Optimal Extraction of a Polluting Nonrenewable Resource with R&D toward a Clean Backstop Technology


  • Fanny Henriet, Paris School of Economics, Paris, France; and Banque de France (DGEI-DEMS), Paris, France (fanny.henriet@gmail.com).

  • The author would like to thank Roger Guesnerie and four anonymous referees for their useful comments and suggestions on an earlier version of this paper. The views expressed herein are those of the author and not necessarily those of the Banque de France.


We study the optimal extraction of a polluting nonrenewable resource within the following framework: environmental regulation is imposed in the form of a ceiling on the stock of pollution and a clean unlimited backstop technology can be developed by research and development.
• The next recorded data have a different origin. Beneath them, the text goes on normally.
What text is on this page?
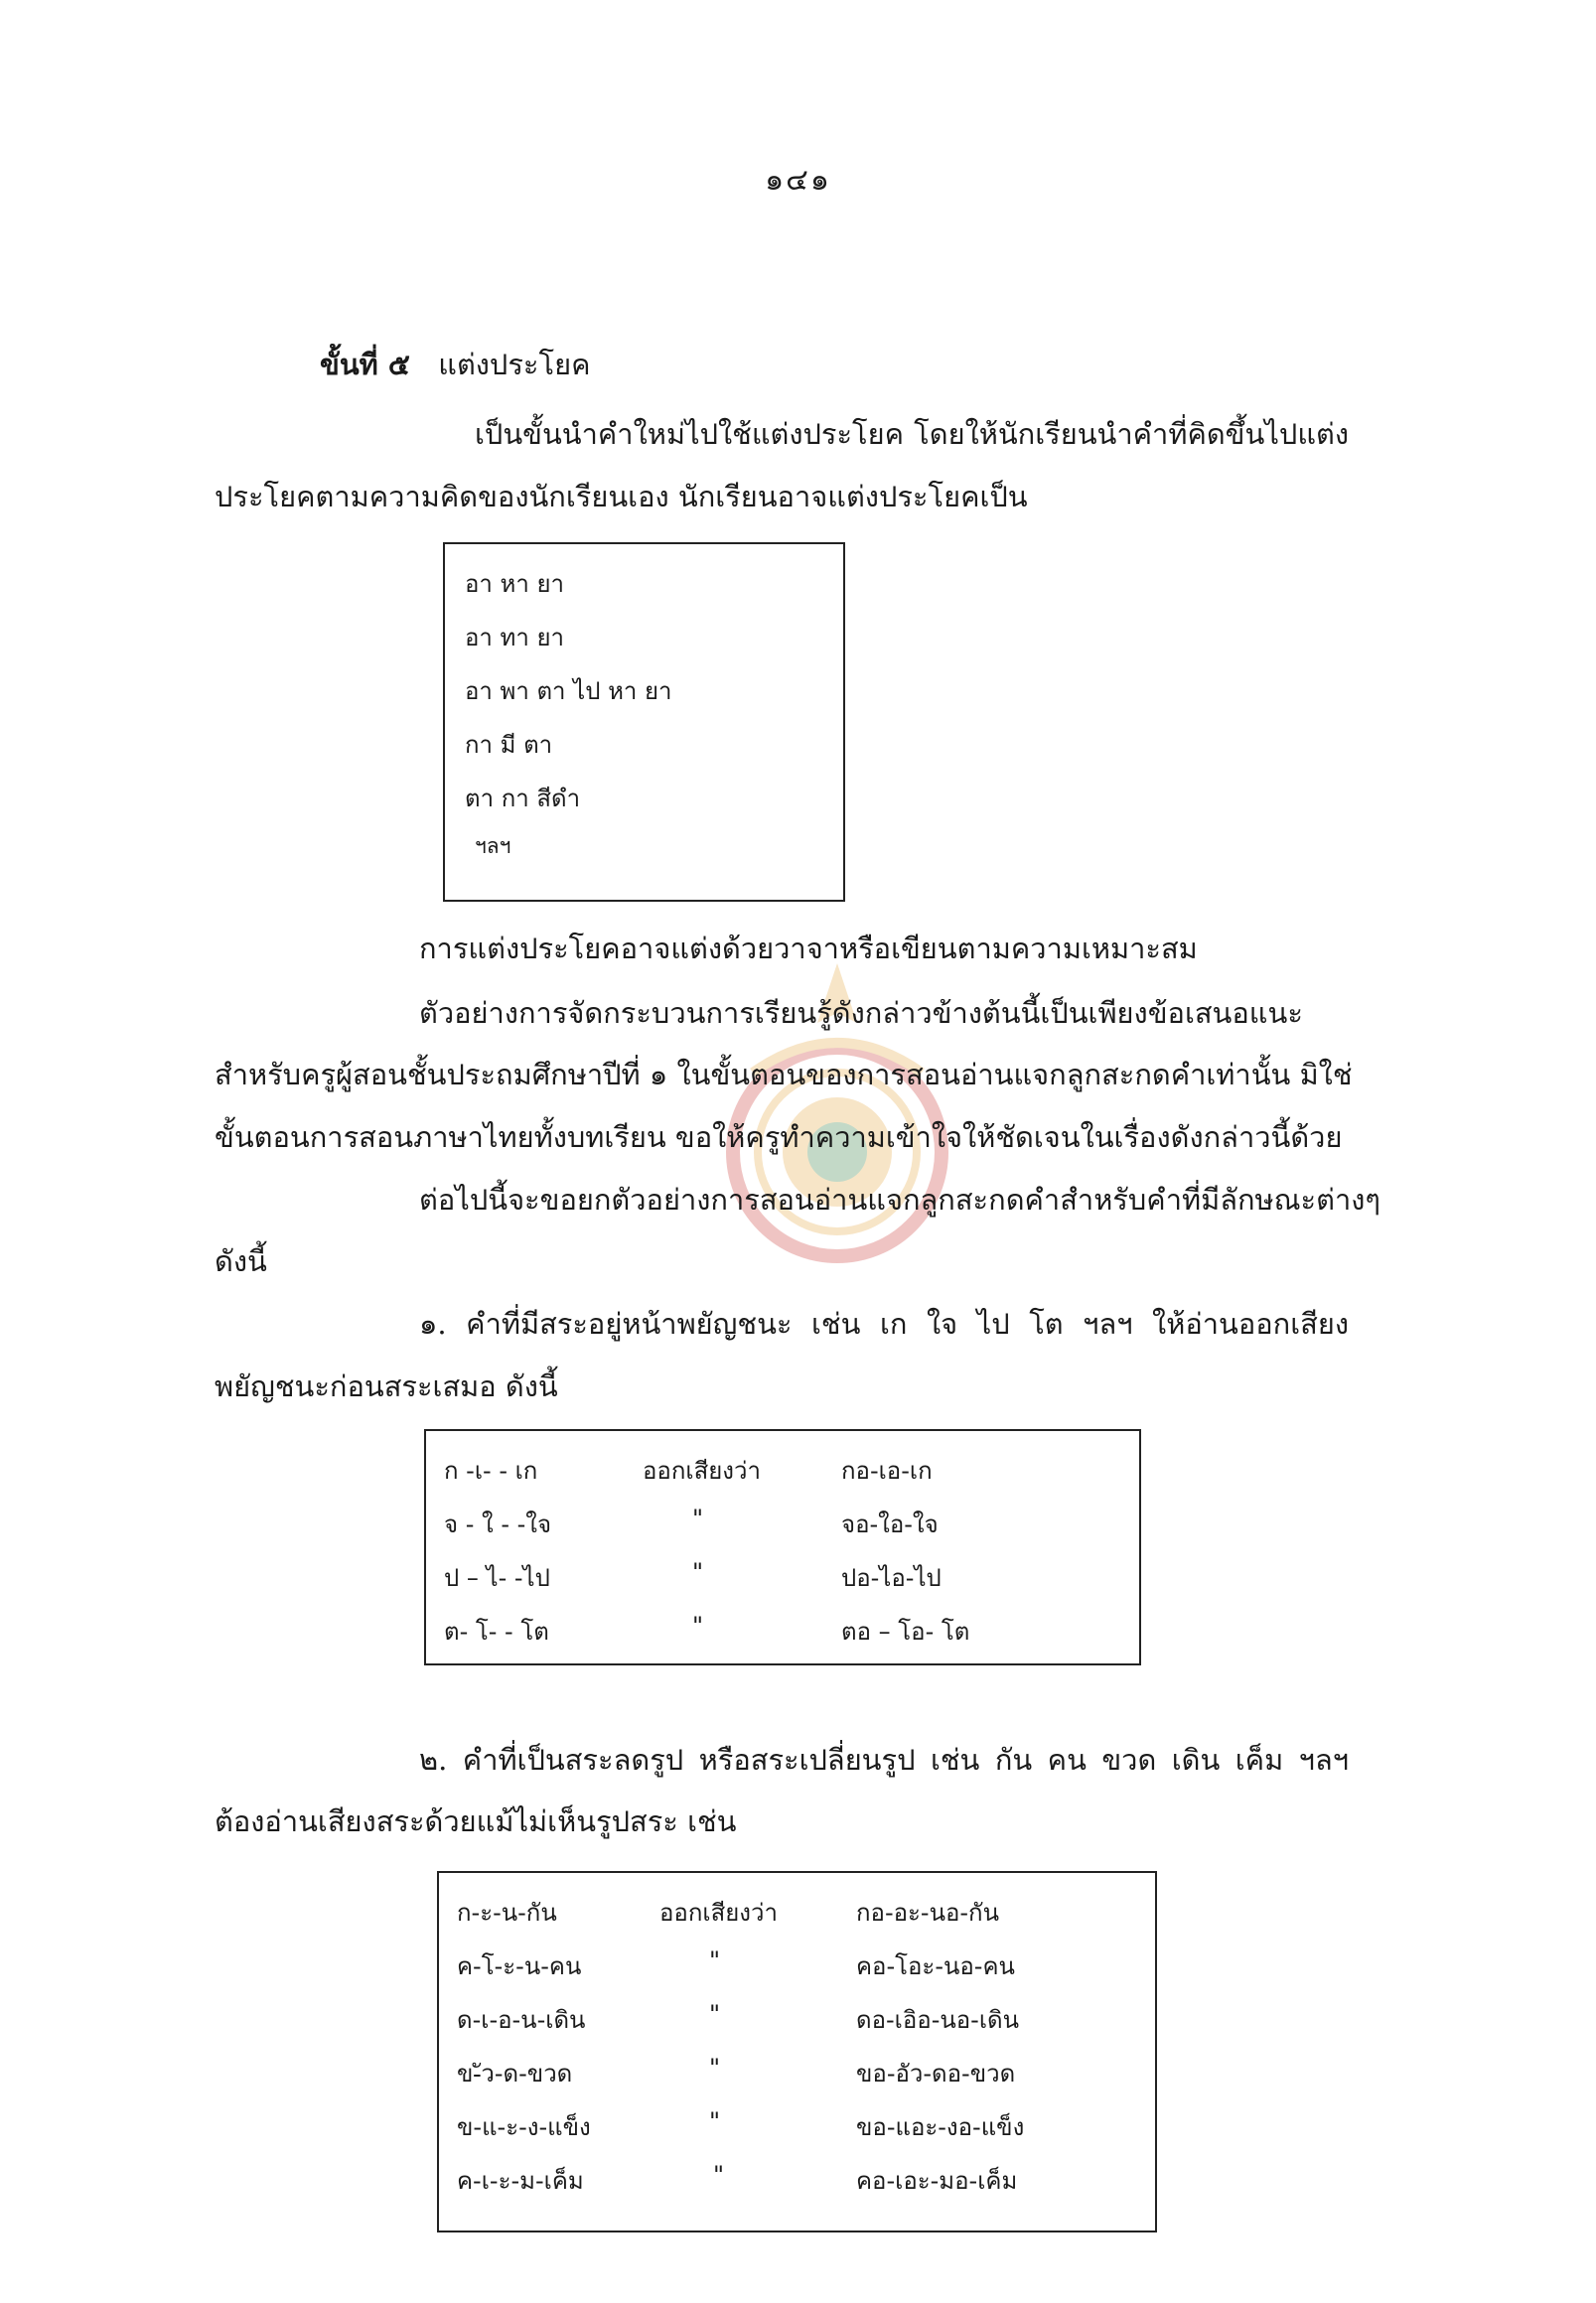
๑๔๑
ขั้นที่ ๕ แต่งประโยค
เป็นขั้นนำคำใหม่ไปใช้แต่งประโยค โดยให้นักเรียนนำคำที่คิดขึ้นไปแต่ง
ประโยคตามความคิดของนักเรียนเอง นักเรียนอาจแต่งประโยคเป็น
อา หา ยา
อา ทา ยา
อา พา ตา ไป หา ยา
กา มี ตา
ตา กา สีดำ
ฯลฯ
การแต่งประโยคอาจแต่งด้วยวาจาหรือเขียนตามความเหมาะสม
ตัวอย่างการจัดกระบวนการเรียนรู้ดังกล่าวข้างต้นนี้เป็นเพียงข้อเสนอแนะ
สำหรับครูผู้สอนชั้นประถมศึกษาปีที่ ๑ ในขั้นตอนของการสอนอ่านแจกลูกสะกดคำเท่านั้น มิใช่
ขั้นตอนการสอนภาษาไทยทั้งบทเรียน ขอให้ครูทำความเข้าใจให้ชัดเจนในเรื่องดังกล่าวนี้ด้วย
ต่อไปนี้จะขอยกตัวอย่างการสอนอ่านแจกลูกสะกดคำสำหรับคำที่มีลักษณะต่างๆ
ดังนี้
๑. คำที่มีสระอยู่หน้าพยัญชนะ เช่น เก ใจ ไป โต ฯลฯ ให้อ่านออกเสียง
พยัญชนะก่อนสระเสมอ ดังนี้
ก -เ- - เก	ออกเสียงว่า	กอ-เอ-เก
จ - ใ - -ใจ	"	จอ-ใอ-ใจ
ป – ไ- -ไป	"	ปอ-ไอ-ไป
ต- โ- - โต	"	ตอ – โอ- โต
๒. คำที่เป็นสระลดรูป หรือสระเปลี่ยนรูป เช่น กัน คน ขวด เดิน เค็ม ฯลฯ
ต้องอ่านเสียงสระด้วยแม้ไม่เห็นรูปสระ เช่น
ก-ะ-น-กัน	ออกเสียงว่า	กอ-อะ-นอ-กัน
ค-โ-ะ-น-คน	"	คอ-โอะ-นอ-คน
ด-เ-อ-น-เดิน	"	ดอ-เอิอ-นอ-เดิน
ข-ัว-ด-ขวด	"	ขอ-อัว-ดอ-ขวด
ข-แ-ะ-ง-แข็ง	"	ขอ-แอะ-งอ-แข็ง
ค-เ-ะ-ม-เค็ม	"	คอ-เอะ-มอ-เค็ม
More specifically, the time taken to develop a new technology depends on the amount spent on R&D. A surprising result is that the stringency of the ceiling and the size of the initial stock of the polluting nonrenewable resource have a bearing on whether environmental regulation speeds up the optimal arrival date of this new technology. Compared to a scenario with no environmental externalities, stringent environmental regulation drives up the optimal R&D investment and brings forward the optimal backstop arrival date only in the case of a large initial resource stock. Otherwise, if the initial resource stock is small, regulation reduces optimal R&D and postpones the optimal backstop arrival date. These results are explained by the two roles played by the backstop technology. First, the backstop serves to replace oil once it has been exhausted. As extraction is slowed down by regulation, the exhaustion of the nonrenewable resource is postponed and the long-run gains of innovation are lowered. Second, environmental regulation raises the short-run gains of innovation by increasing the cost of consuming just oil.